Letra e música: Gilberto Gil
© 1981 Gege Edições
/ Preta Music (EUA & Canadá)
Drão
O amor da gente é como um grão
Uma semente de ilusão
Tem que morrer pra germinar
Plantar nalgum lugar
Ressuscitar no chão
Nossa semeadura
Quem poderá fazer
Aquele amor morrer!
Nossa caminhadura
Dura caminhada
Pela estrada escura
Drão
Não pense na separação
Não despedace o coração
O verdadeiro amor é vão
Estende-se, infinito
Imenso monolito
Nossa arquitetura
Quem poderá fazer
Aquele amor morrer!
Nossa caminha dura
Nossa caminha dura
Cama de tatame
Pela vida afora
Drão
Os meninos são todos sãos
Os pecados são todos meus
Deus sabe a minha confissão
Não há o que perdoar
Por isso mesmo é que há
De haver mais compaixão
Quem poderá fazer
Aquele amor morrer
Se o amor é como um grão!
Morrenasce, trigo
Vivemorre, pão
Drão
GRAVAÇÕES
1982 – GILBERTO GIL, Álbum “Um Banda Um”
Warner Music
1992 – DJAVAN, Álbum “Gilberto
Gil – Songbook”
Lumiar
Discos
1998 –
CAETANO VELOSO, Álbum “Prenda
Minha”
PolyGram
2015
– CAETANO VELOSO / GILBERTO GIL
Álbum
“Dois Amigos, Um Século de Música – Multishow ao Vivo"
Sony Music
"Há
canções de maturação, que começam por uma pílula de criação - por uma gota que
colore a água no jarro e vai decantando; um dia você pega aquele precipitado lá
no fundo e trabalha nele. É um modo; Expresso 2222, por exemplo, foi feita
assim. Mas há canções que demandam esforço concentrado por considerável período
de tempo de realização intensiva. Drão está entre essas.
"Sua
criação apresentou altos graus de dificuldade porque ela lidava com um assunto
denso - o amor e o desamor, o rompimento, o final de um casamento; porque era
uma canção para Sandra [apelidada Drão - daí o título da música] - e para mim.

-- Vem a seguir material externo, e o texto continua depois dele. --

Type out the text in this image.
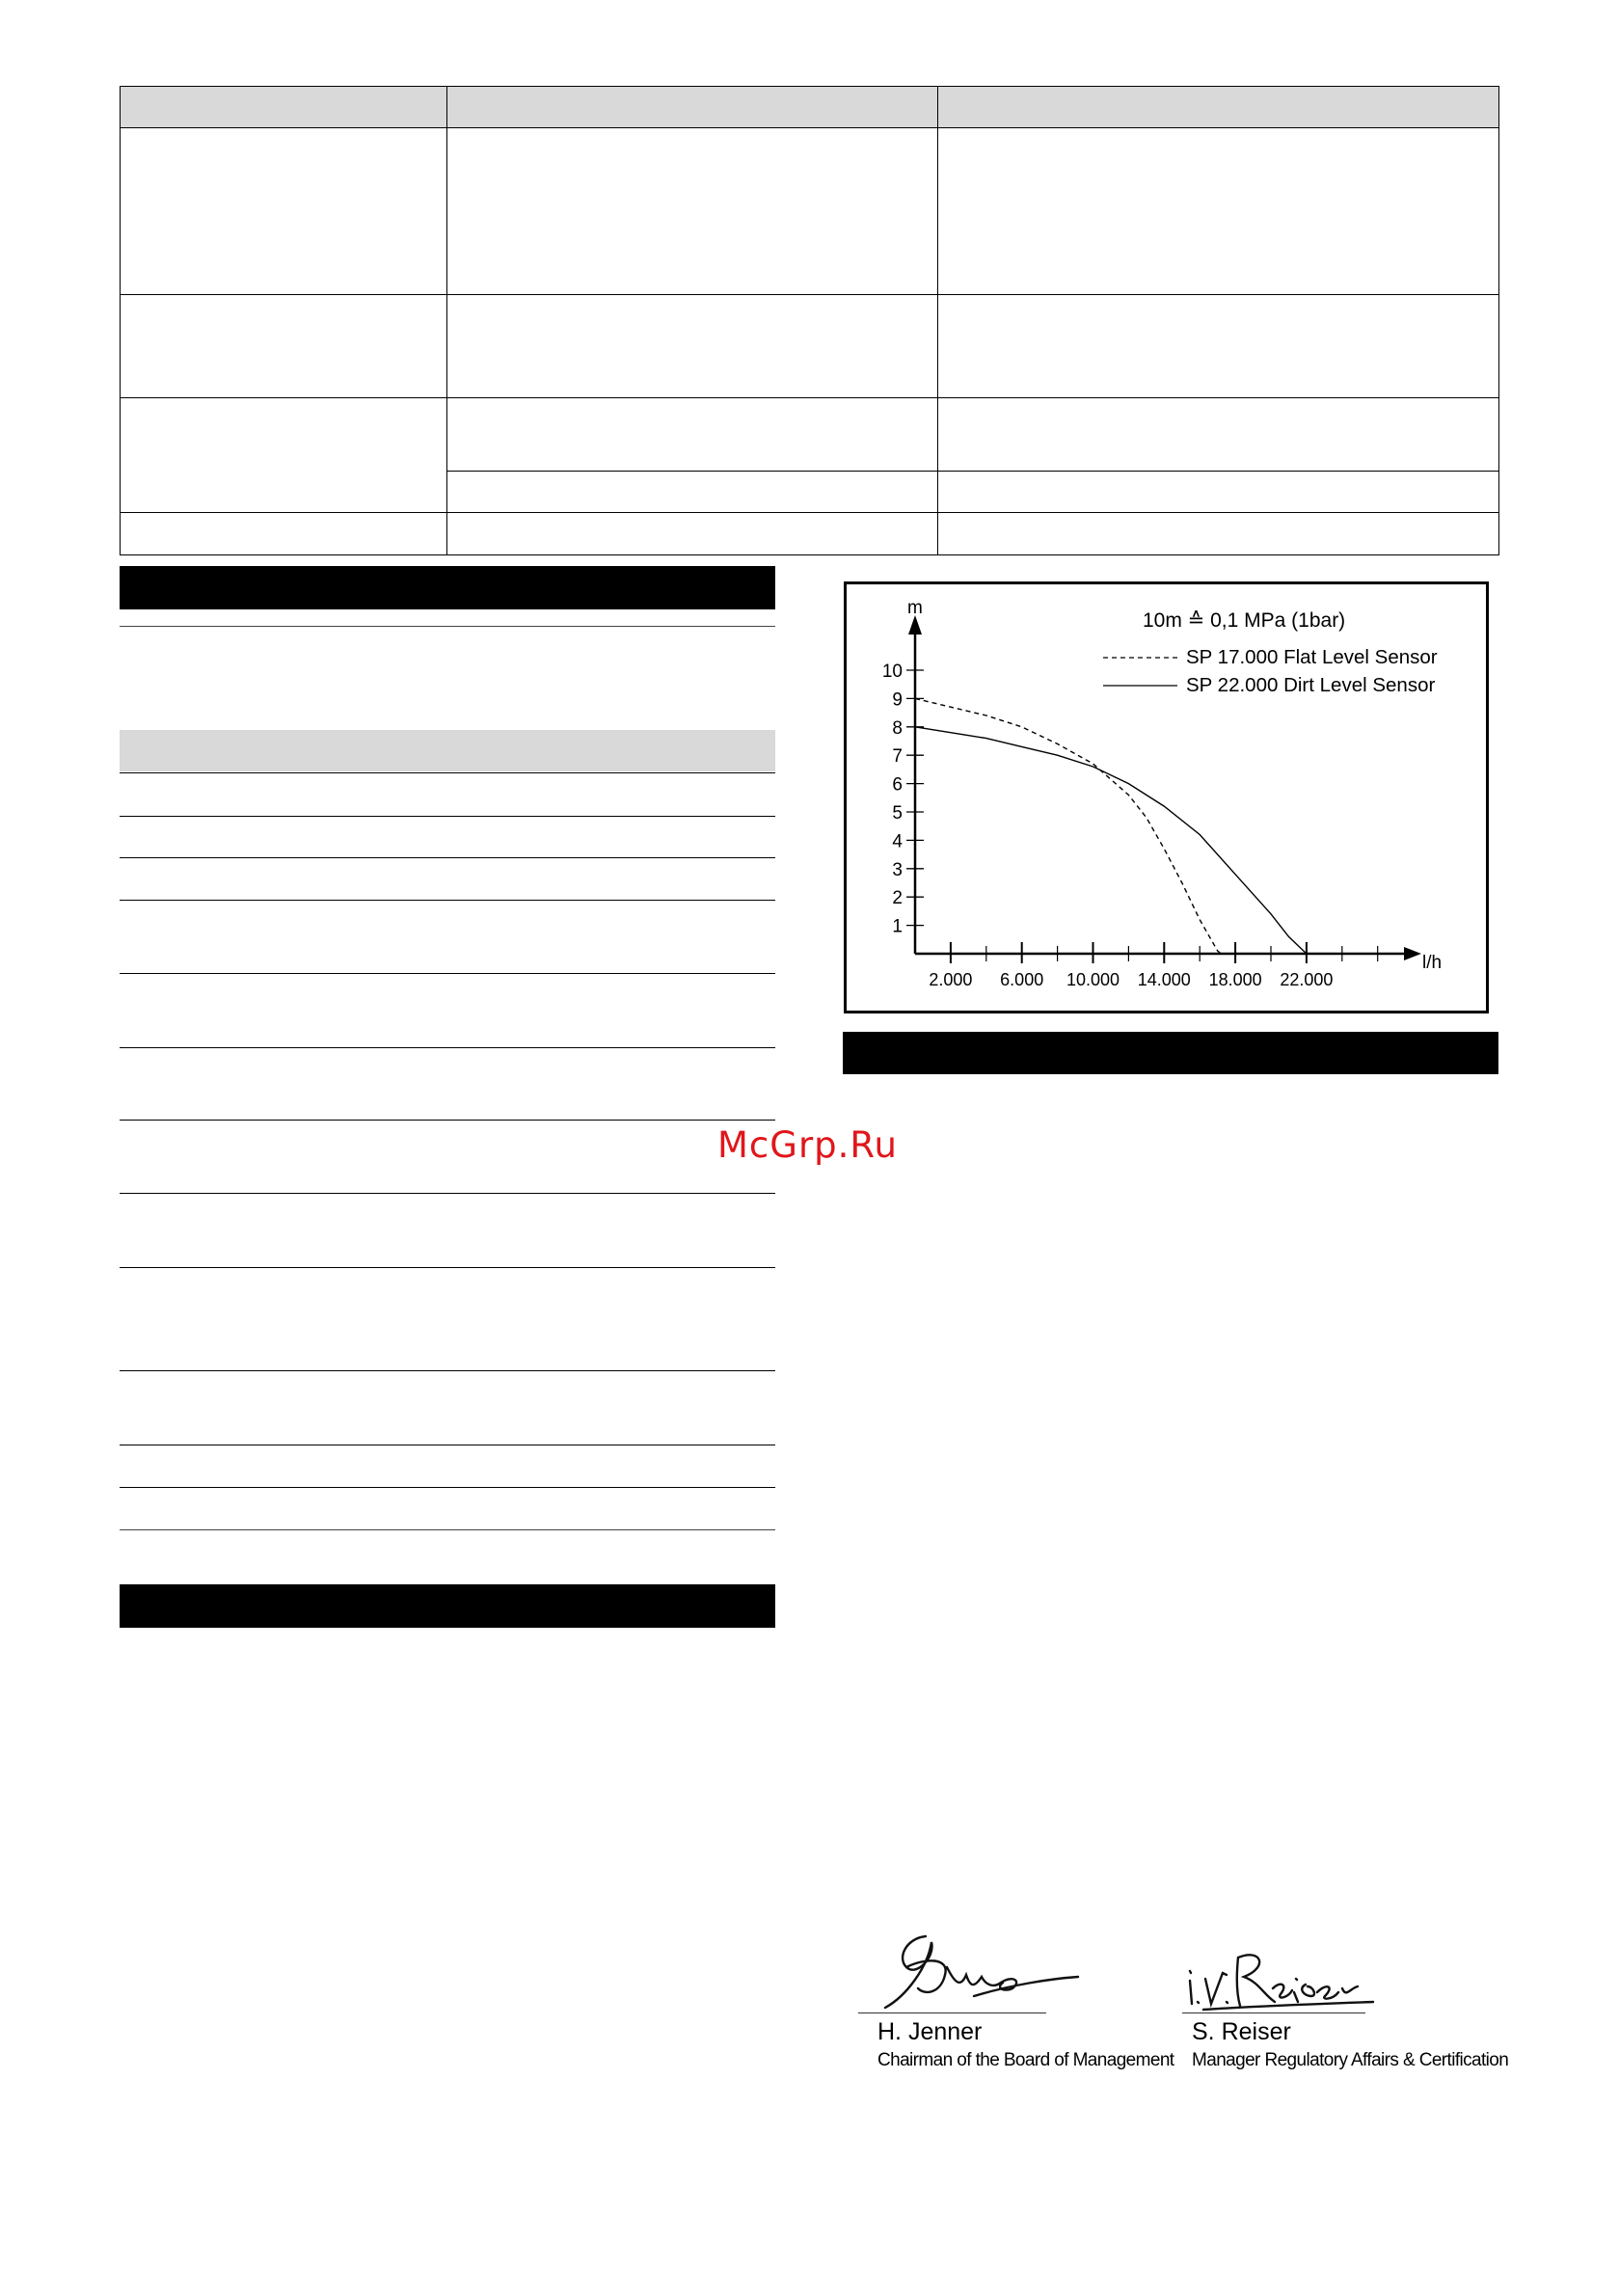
1
2
3
4
5
6
7
8
9
10
2.000 6.000 10.000 14.000 18.000 22.000
SP 17.000 Flat Level Sensor
SP 22.000 Dirt Level Sensor
10m ≙ 0,1 MPa (1bar)
m
l/h
McGrp.Ru
H. Jenner
Chairman of the Board of Management
S. Reiser
Manager Regulatory Affairs & Certification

'Como é que eu vou passar tanta coisa numa canção só?', eu me perguntava. Além
disso, havia a exigência de excelência, de que o versar tivesse capricho. Então
demorou dias e dias de trabalho.
"Eu
me lembro de estar sentado no chão, anotando frases no caderno, com o violão do
lado, e de repente sentir o sufoco do coágulo da criação, e ao mesmo tempo a
iminência da explosão da via criativa, e não aguentar, saindo dali e indo para
o quarto me deitar e deixar, então, aquele coágulo se dissolver, criando
filetes que se encaminhavam pra aqui e pra ali... Aí o cérebro e o coração
entumeciam, algumas idéias fluíam, e dois, três ou quatro versos saíam.
Satisfeito, eu fechava o caderno e ia embora cuidar da vida. Saía, passava o
dia fazendo outras coisas, chegava de noite eu retomava; ficava a madrugada
toda de novo.
"Outra
exigência que eu me colocava era de não me precipitar. Eu queria que o fazer, a
prática, o empirismo da realização fossem observados pelo meu ser ali à
distância: eu tinha que contemplar o feitio da canção. Ao lado do esforço, da
tensão concentrada, tinha que haver a descontração, o relaxamento concentrado -
as duas coisas, e todas essas exigências sobrepostas determinando o modo de
compor a canção.
"Fazer
música é uma loucura quando você se coloca tantos problemas."
[Gilberto Gil, em "Gilberto Gil - Todas as Letras",
1996, Companhia das Letras, página 250].
2000
Revista Marie Claire
n° 116 – novembro de 2000
Editora Globo
Sandra Gadelha - Foto: Frederico Mendes
|
A melodia da
separação
O apelido foi dado por Maria
Bethânia. Drão vem do aumentativo de Sandra, a terceira mulher de Gilberto Gil.
Ao virar título de um dos maiores sucessos do compositor, o apelido incomum
sempre foi confundido com a palavra "grão". Sandra Gadelha desfaz o
mal-entendido e se assume como inspiração dos versos densos, compostos em 1981,
em plena separação do casal. Gil diz que foi bem difícil escrever a letra, uma
poesia profunda e sutil do amor e do desamor. "Como é que eu vou passar tanta coisa numa canção só?",
questiona-se Gil no livro "Gilberto Gil - Todas as Letras"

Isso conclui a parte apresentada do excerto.